Questo è Tuffi! Demordiamo.
Io sono Vittorio Ray, questa è Tuffi, la newsletter de Il Tuffatore.
Questa introduzione circolarmente didascalica e morettianamente autoreferenziale è un tentativo di SEO, se vuoi ti puoi iscrivere qui sotto.
Annarella dei CCCP è una Claudia Pandolfi ante litteram.
Consigli su come piangere meglio. Può capitare, soprattutto agli uomini, di essere tristi per qualche motivo e non riuscire bene a piangere. Non che piangere sia necessario, però a volte può essere un buono sfogo, e poi gli scienziati femministi dicono che fa proprio bene alla salute e se un uomo non piange mai è uno stronzo col complesso del pene piccolo.
Veniamo al consiglio: se non riuscite a piangere, scrivete le cose che vi rendono tristi. Descrivetele semplicemente, oppure fingete di scrivere una lettera a qualcuno in cui spiegate le circostanze. Mettere quelle cose davanti a voi, visualizzarle, dovrebbe aiutarvi al pianto.

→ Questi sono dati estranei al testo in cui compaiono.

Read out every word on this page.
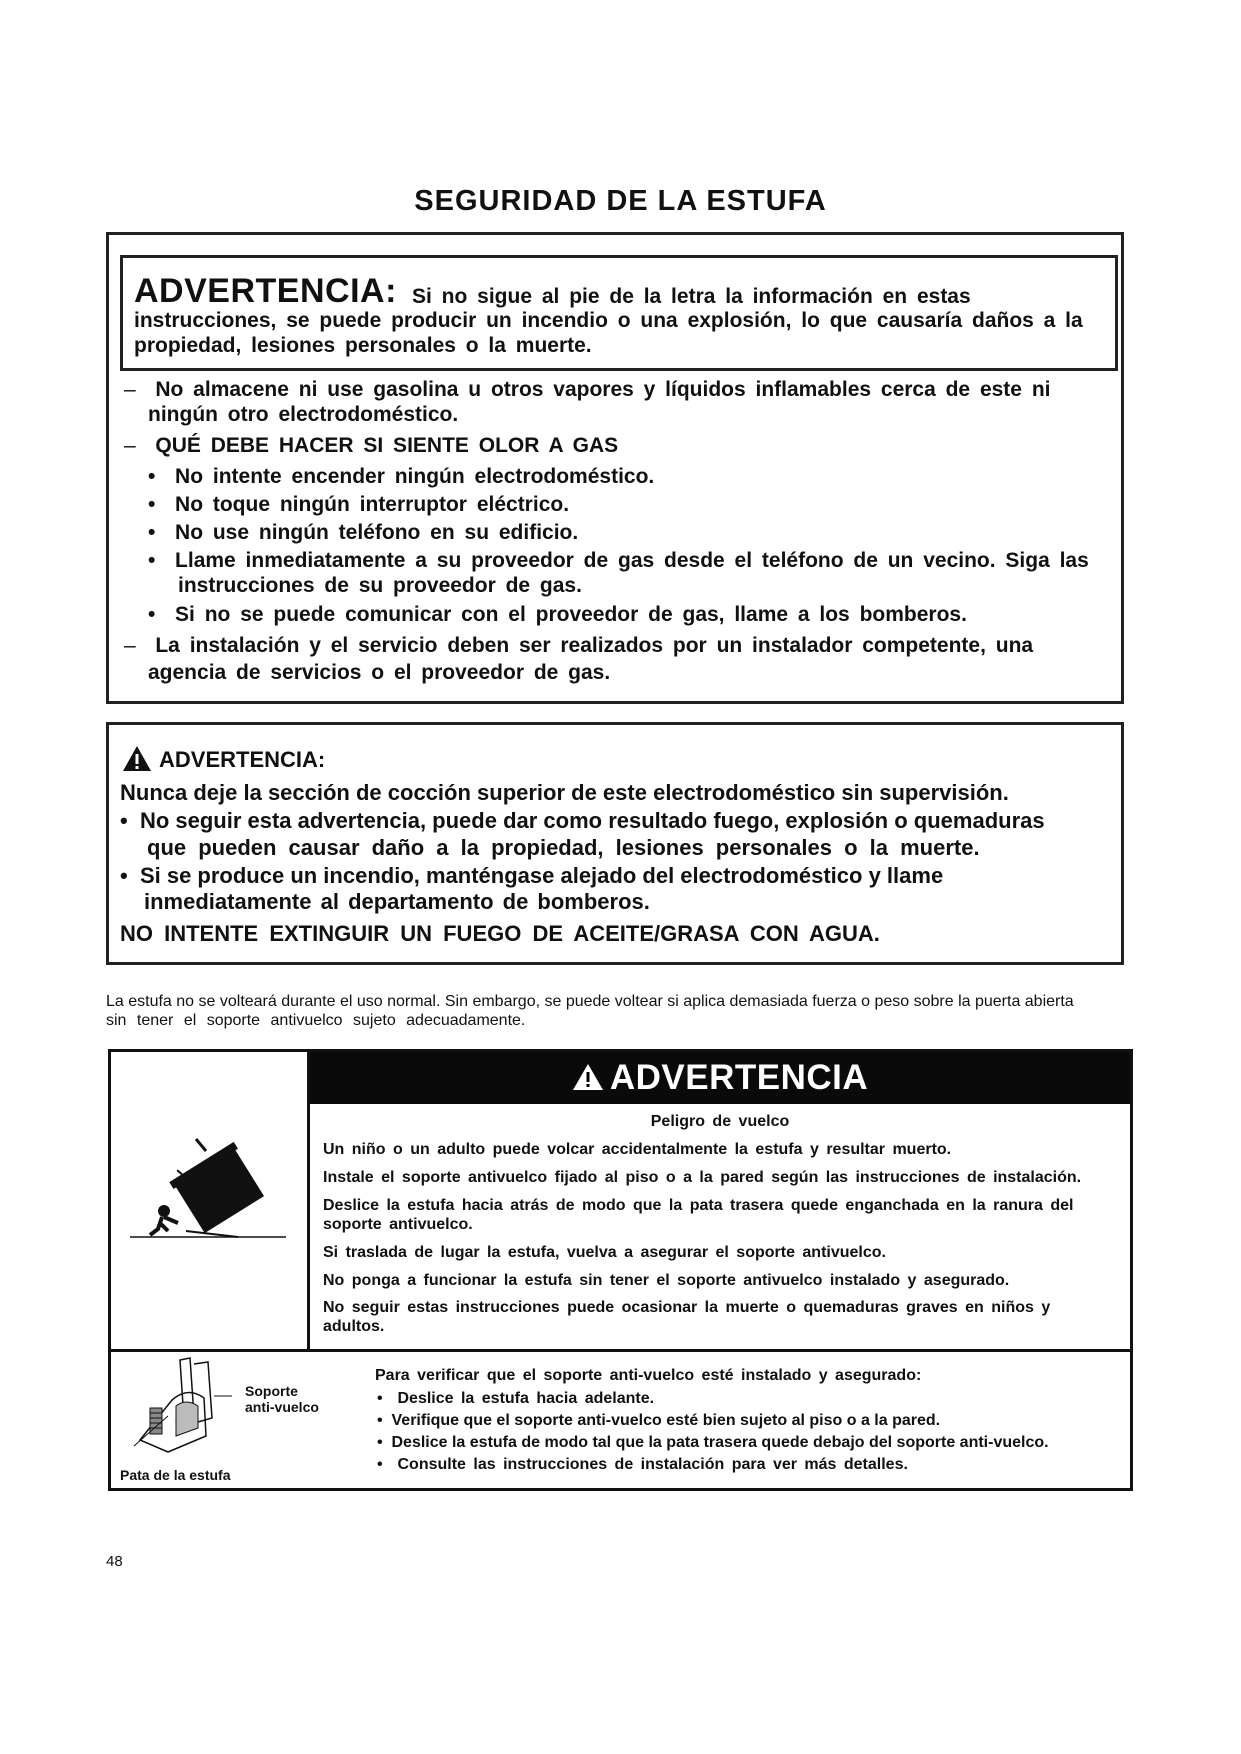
SEGURIDAD DE LA ESTUFA
ADVERTENCIA: Si no sigue al pie de la letra la información en estas
instrucciones, se puede producir un incendio o una explosión, lo que causaría daños a la
propiedad, lesiones personales o la muerte.
– No almacene ni use gasolina u otros vapores y líquidos inflamables cerca de este ni
ningún otro electrodoméstico.
– QUÉ DEBE HACER SI SIENTE OLOR A GAS
•  No intente encender ningún electrodoméstico.
•  No toque ningún interruptor eléctrico.
•  No use ningún teléfono en su edificio.
•  Llame inmediatamente a su proveedor de gas desde el teléfono de un vecino. Siga las
instrucciones de su proveedor de gas.
•  Si no se puede comunicar con el proveedor de gas, llame a los bomberos.
– La instalación y el servicio deben ser realizados por un instalador competente, una
agencia de servicios o el proveedor de gas.
ADVERTENCIA:
Nunca deje la sección de cocción superior de este electrodoméstico sin supervisión.
•  No seguir esta advertencia, puede dar como resultado fuego, explosión o quemaduras
que pueden causar daño a la propiedad, lesiones personales o la muerte.
•  Si se produce un incendio, manténgase alejado del electrodoméstico y llame
inmediatamente al departamento de bomberos.
NO INTENTE EXTINGUIR UN FUEGO DE ACEITE/GRASA CON AGUA.
La estufa no se volteará durante el uso normal. Sin embargo, se puede voltear si aplica demasiada fuerza o peso sobre la puerta abierta
sin tener el soporte antivuelco sujeto adecuadamente.
ADVERTENCIA
Peligro de vuelco
Un niño o un adulto puede volcar accidentalmente la estufa y resultar muerto.
Instale el soporte antivuelco fijado al piso o a la pared según las instrucciones de instalación.
Deslice la estufa hacia atrás de modo que la pata trasera quede enganchada en la ranura del
soporte antivuelco.
Si traslada de lugar la estufa, vuelva a asegurar el soporte antivuelco.
No ponga a funcionar la estufa sin tener el soporte antivuelco instalado y asegurado.
No seguir estas instrucciones puede ocasionar la muerte o quemaduras graves en niños y
adultos.
Soporte
anti-vuelco
Pata de la estufa
Para verificar que el soporte anti-vuelco esté instalado y asegurado:
•  Deslice la estufa hacia adelante.
•  Verifique que el soporte anti-vuelco esté bien sujeto al piso o a la pared.
•  Deslice la estufa de modo tal que la pata trasera quede debajo del soporte anti-vuelco.
•  Consulte las instrucciones de instalación para ver más detalles.
48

Inoltre lo sforzo di scrittura produce sempre nell’essere umano una ancorché piccola e fugace sorta di compiacimento, quindi un’atmosfera lirica, quindi uno stato d’animo più incline alla catarsi e (ci auguriamo) alle lacrime.

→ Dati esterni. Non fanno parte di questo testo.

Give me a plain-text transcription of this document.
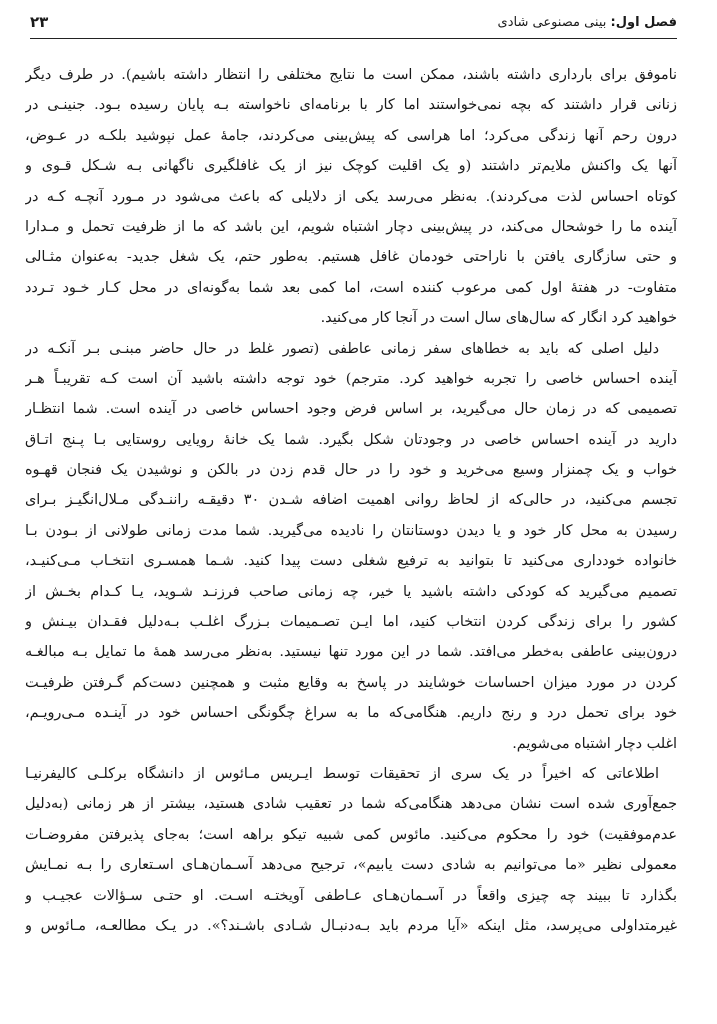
فصل اول: بینی مصنوعی شادی
۲۳
ناموفق برای بارداری داشته باشند، ممکن است ما نتایج مختلفی را انتظار داشته باشیم). در طرف دیگر
زنانی قرار داشتند که بچه نمی‌خواستند اما کار با برنامه‌ای ناخواسته بـه پایان رسیده بـود. جنینـی در
درون رحم آنها زندگی می‌کرد؛ اما هراسی که پیش‌بینی می‌کردند، جامهٔ عمل نپوشید بلکـه در عـوض،
آنها یک واکنش ملایم‌تر داشتند (و یک اقلیت کوچک نیز از یک غافلگیری ناگهانی بـه شـکل قـوی و
کوتاه احساس لذت می‌کردند). به‌نظر می‌رسد یکی از دلایلی که باعث می‌شود در مـورد آنچـه کـه در
آینده ما را خوشحال می‌کند، در پیش‌بینی دچار اشتباه شویم، این باشد که ما از ظرفیت تحمل و مـدارا
و حتی سازگاری یافتن با ناراحتی خودمان غافل هستیم. به‌طور حتم، یک شغل جدید- به‌عنوان مثـالی
متفاوت- در هفتهٔ اول کمی مرعوب کننده است، اما کمی بعد شما به‌گونه‌ای در محل کـار خـود تـردد
خواهید کرد انگار که سال‌های سال است در آنجا کار می‌کنید.
دلیل اصلی که باید به خطاهای سفر زمانی عاطفی (تصور غلط در حال حاضر مبنـی بـر آنکـه در
آینده احساس خاصی را تجربه خواهید کرد. مترجم) خود توجه داشته باشید آن است کـه تقریبـاً هـر
تصمیمی که در زمان حال می‌گیرید، بر اساس فرض وجود احساس خاصی در آینده است. شما انتظـار
دارید در آینده احساس خاصی در وجودتان شکل بگیرد. شما یک خانهٔ رویایی روستایی بـا پـنج اتـاق
خواب و یک چمنزار وسیع می‌خرید و خود را در حال قدم زدن در بالکن و نوشیدن یک فنجان قهـوه
تجسم می‌کنید، در حالی‌که از لحاظ روانی اهمیت اضافه شـدن ۳۰ دقیقـه راننـدگی مـلال‌انگیـز بـرای
رسیدن به محل کار خود و یا دیدن دوستانتان را نادیده می‌گیرید. شما مدت زمانی طولانی از بـودن بـا
خانواده خودداری می‌کنید تا بتوانید به ترفیع شغلی دست پیدا کنید. شـما همسـری انتخـاب مـی‌کنیـد،
تصمیم می‌گیرید که کودکی داشته باشید یا خیر، چه زمانی صاحب فرزنـد شـوید، یـا کـدام بخـش از
کشور را برای زندگی کردن انتخاب کنید، اما ایـن تصـمیمات بـزرگ اغلـب بـه‌دلیل فقـدان بیـنش و
درون‌بینی عاطفی به‌خطر می‌افتد. شما در این مورد تنها نیستید. به‌نظر می‌رسد همهٔ ما تمایل بـه مبالغـه
کردن در مورد میزان احساسات خوشایند در پاسخ به وقایع مثبت و همچنین دست‌کم گـرفتن ظرفیـت
خود برای تحمل درد و رنج داریم. هنگامی‌که ما به سراغ چگونگی احساس خود در آینـده مـی‌رویـم،
اغلب دچار اشتباه می‌شویم.
اطلاعاتی که اخیراً در یک سری از تحقیقات توسط ایـریس مـائوس از دانشگاه برکلـی کالیفرنیـا
جمع‌آوری شده است نشان می‌دهد هنگامی‌که شما در تعقیب شادی هستید، بیشتر از هر زمانی (به‌دلیل
عدم‌موفقیت) خود را محکوم می‌کنید. مائوس کمی شبیه تیکو براهه است؛ به‌جای پذیرفتن مفروضـات
معمولی نظیر «ما می‌توانیم به شادی دست یابیم»، ترجیح می‌دهد آسـمان‌هـای اسـتعاری را بـه نمـایش
بگذارد تا ببیند چه چیزی واقعاً در آسـمان‌هـای عـاطفی آویختـه اسـت. او حتـی سـؤالات عجیـب و
غیرمتداولی می‌پرسد، مثل اینکه «آیا مردم باید بـه‌دنبـال شـادی باشـند؟». در یـک مطالعـه، مـائوس و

Questa cosa che si sente spesso, che le persone non fanno figli perché non hanno soldi, il precariato, gli asili nido. Non è vera. Cioè sarebbe bello se fosse vero, avremmo tutti una bellissima e rotondissima battaglia da combattere, tra l’altro una battaglia trasversale, che unisce la sinistra di classe e la destra sociale, uniti per dare un futuro al popolo o alla nazione, etc. Però purtroppo non è vera. Lo sappiamo benissimo perché i giovani non fanno figli. Perché vanno a cena fuori 4 sere su 7, perché preferiscono dilapidare patrimoni in animali, perché fanno due viaggi intercontinentali all’anno, perché si fanno spiegare nei dettagli le storie dei produttori dei vini naturali. E poi ovviamente la paura, la fragilità, l’insicurezza, la pervasiva Scienza della giusta coltivazione dei figli e il non sentirsi all’altezza, la facilità del consumare vs. la faticosità del costruire, etc.

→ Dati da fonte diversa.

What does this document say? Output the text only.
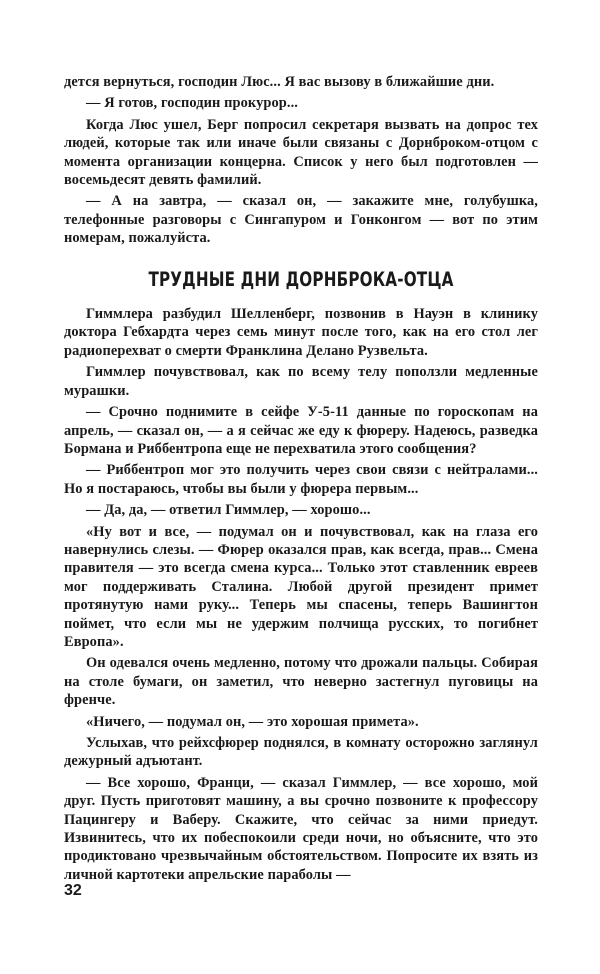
дется вернуться, господин Люс... Я вас вызову в ближайшие дни.

— Я готов, господин прокурор...

Когда Люс ушел, Берг попросил секретаря вызвать на допрос тех людей, которые так или иначе были связаны с Дорнброком-отцом с момента организации концерна. Список у него был подготовлен — восемьдесят девять фамилий.

— А на завтра, — сказал он, — закажите мне, голубушка, телефонные разговоры с Сингапуром и Гонконгом — вот по этим номерам, пожалуйста.

ТРУДНЫЕ ДНИ ДОРНБРОКА-ОТЦА

Гиммлера разбудил Шелленберг, позвонив в Науэн в клинику доктора Гебхардта через семь минут после того, как на его стол лег радиоперехват о смерти Франклина Делано Рузвельта.

Гиммлер почувствовал, как по всему телу поползли медленные мурашки.

— Срочно поднимите в сейфе У-5-11 данные по гороскопам на апрель, — сказал он, — а я сейчас же еду к фюреру. Надеюсь, разведка Бормана и Риббентропа еще не перехватила этого сообщения?

— Риббентроп мог это получить через свои связи с нейтралами... Но я постараюсь, чтобы вы были у фюрера первым...

— Да, да, — ответил Гиммлер, — хорошо...

«Ну вот и все, — подумал он и почувствовал, как на глаза его навернулись слезы. — Фюрер оказался прав, как всегда, прав... Смена правителя — это всегда смена курса... Только этот ставленник евреев мог поддерживать Сталина. Любой другой президент примет протянутую нами руку... Теперь мы спасены, теперь Вашингтон поймет, что если мы не удержим полчища русских, то погибнет Европа».

Он одевался очень медленно, потому что дрожали пальцы. Собирая на столе бумаги, он заметил, что неверно застегнул пуговицы на френче.

«Ничего, — подумал он, — это хорошая примета».

Услыхав, что рейхсфюрер поднялся, в комнату осторожно заглянул дежурный адъютант.

— Все хорошо, Франци, — сказал Гиммлер, — все хорошо, мой друг. Пусть приготовят машину, а вы срочно позвоните к профессору Пацингеру и Ваберу. Скажите, что сейчас за ними приедут. Извинитесь, что их побеспокоили среди ночи, но объясните, что это продиктовано чрезвычайным обстоятельством. Попросите их взять из личной картотеки апрельские параболы —

32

Insomma cose serie, cose intime e profonde. I soldi, purtroppo, c’entrano poco.
Come affrontare un nuovo social? Ci avviciniamo a Threads con i paradigmi del vecchio social. Sono entrato il primo giorno e ho visto un amico che faceva una battuta da facebook 2013. Io stesso, che quel giorno avevo uppato una battuta del 2016, non sapendo cosa fare ho detto Ma sì, ripubblichiamola qui. Poi, ancora più incolpevolmente che su instagram, ho avuto in dono dall’algoritmo l’ostensione di varie donnine. Era già da qualche giorno che sentivo dire “Threads è pieno de z*ccole e de vecchi”. I vecchi, va senza dire, siamo noi. E la cosa più bella, o che più mi rincuora per similitudine a me, è che quelle donnine aspiranti influencer del desiderio non hanno semplicemente pubblicato una foto procace, ma sono state attraversate dagli stessi dubbi miei e del mio amico, e alla fine hanno semplicemente riproposto un instagram del 2016. probabilmente hanno riciclato una foto del 2016.
Come affrontare un nuovo social? L’imbarazzo della domanda proviene dal fatto che il “nuovo social” ha in realtà un format vecchio. Ci è stato presentato proprio così, come ‘il twitter del gruppo Meta’. Se fosse stato un format nuovo, come ad esempio (più o meno) Tiktok, si sarebbe imposto con la sua prossemica, con la sua grammatica, e avrebbe generato una classe dirigente che eccelle in quella grammatica. Invece il palese deja-vu ci fa partire con tutte le zavorre, le paranoie e le ipotetiche strategie vincenti che abbiamo accumulato in questi anni.
Domanda esistenziale-professionale: un social media manager con 15 anni di esperienza su Facebook e Instagram, può ritenersi anche pronto a una carriera su Threads?
Se a capodanno non avete programmi, o se ne avete di mediocri e siete in zona Firenze, valutate di andare al Capodanno di GKN.
Per chi non si ricorda cos’è GKN, qui un’intervista che avevamo fatto al più rilevante politico italiano attuale, Dario Salvetti.
Teche:
Per quanto effimeri, violenti, superstiziosi e altre cose problematiche per la modernità, i fuochi d'artificio sono l'ultimo gesto economico privato espressamente votato all'abbellimento di uno spazio pubblico (il cielo), fruibile all'interno di un rito (gli auguri di capodanno) naturalmente collettivo e a somma positiva, cioè immune all'invidia.